Aquel nuevo año yo empecé a llorar por el oeste y llegué a una ciudad donde mis conciertos habían tenido éxito; la segunda vez que estuve allí, el público me había recibido con una ovación cariñosa y prolongada; yo agradecía parado junto al piano y no me dejaban sentar para iniciar el concierto. Seguramente que ahora daría, por lo menos, una audición. Yo lloré allí, por primera vez, en el hotel más lujoso; fue a la hora del almuerzo y en un día radiante. Ya había comido y tomado café, cuando de codos en la mesa, me cubrí la cara con las manos. A los pocos instantes se acercaron algunos amigos que yo había saludado; los dejé parados algún tiempo y mientras tanto, una pobre vieja -que no sé de dónde había salido- se sentó a mi mesa y yo la miraba por entre los dedos ya mojados. Ella bajaba la cabeza y no decía nada; pero tenía una cara tan triste que daban ganas de ponerse a llorar...

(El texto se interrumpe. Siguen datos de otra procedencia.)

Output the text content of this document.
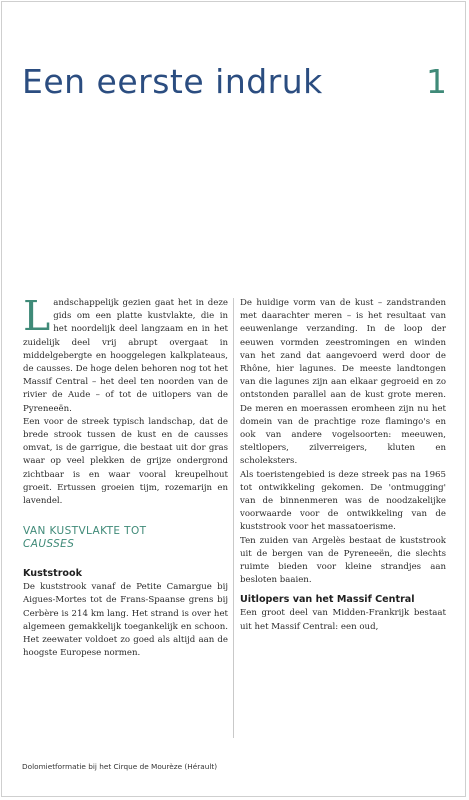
Een eerste indruk	1

Landschappelijk gezien gaat het in deze gids om een platte kustvlakte, die in het noordelijk deel langzaam en in het zuidelijk deel vrij abrupt overgaat in middelgebergte en hooggelegen kalkplateaus, de causses. De hoge delen behoren nog tot het Massif Central – het deel ten noorden van de rivier de Aude – of tot de uitlopers van de Pyreneeën.

Een voor de streek typisch landschap, dat de brede strook tussen de kust en de causses omvat, is de garrigue, die bestaat uit dor gras waar op veel plekken de grijze ondergrond zichtbaar is en waar vooral kreupelhout groeit. Ertussen groeien tijm, rozemarijn en lavendel.

VAN KUSTVLAKTE TOT
CAUSSES
Kuststrook

De kuststrook vanaf de Petite Camargue bij Aigues-Mortes tot de Frans-Spaanse grens bij Cerbère is 214 km lang. Het strand is over het algemeen gemakkelijk toegankelijk en schoon. Het zeewater voldoet zo goed als altijd aan de hoogste Europese normen.

De huidige vorm van de kust – zandstranden met daarachter meren – is het resultaat van eeuwenlange verzanding. In de loop der eeuwen vormden zeestromingen en winden van het zand dat aangevoerd werd door de Rhône, hier lagunes. De meeste landtongen van die lagunes zijn aan elkaar gegroeid en zo ontstonden parallel aan de kust grote meren. De meren en moerassen eromheen zijn nu het domein van de prachtige roze flamingo's en ook van andere vogelsoorten: meeuwen, steltlopers, zilverreigers, kluten en scholeksters.

Als toeristengebied is deze streek pas na 1965 tot ontwikkeling gekomen. De 'ontmugging' van de binnenmeren was de noodzakelijke voorwaarde voor de ontwikkeling van de kuststrook voor het massatoerisme.

Ten zuiden van Argelès bestaat de kuststrook uit de bergen van de Pyreneeën, die slechts ruimte bieden voor kleine strandjes aan besloten baaien.

Uitlopers van het Massif Central

Een groot deel van Midden-Frankrijk bestaat uit het Massif Central: een oud,

Dolomietformatie bij het Cirque de Mourèze (Hérault)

El día en que yo di mi primer concierto tenía cierta nerviosidad que me venía del cansancio; estaba en la última obra de la primera parte del programa y tomé uno de los movimientos con demasiada velocidad; ya había intentado detenerme; pero me volví torpe y no tenía bastante equilibrio ni fuerza; no me quedó otro recurso que seguir; pero las manos se me cansaban, perdía nitidez, y me di cuenta de que no llegaría al final. Entonces, antes de pensarlo, ya había sacado las manos del teclado y las tenía en la cara; era la primera vez que lloraba en escena.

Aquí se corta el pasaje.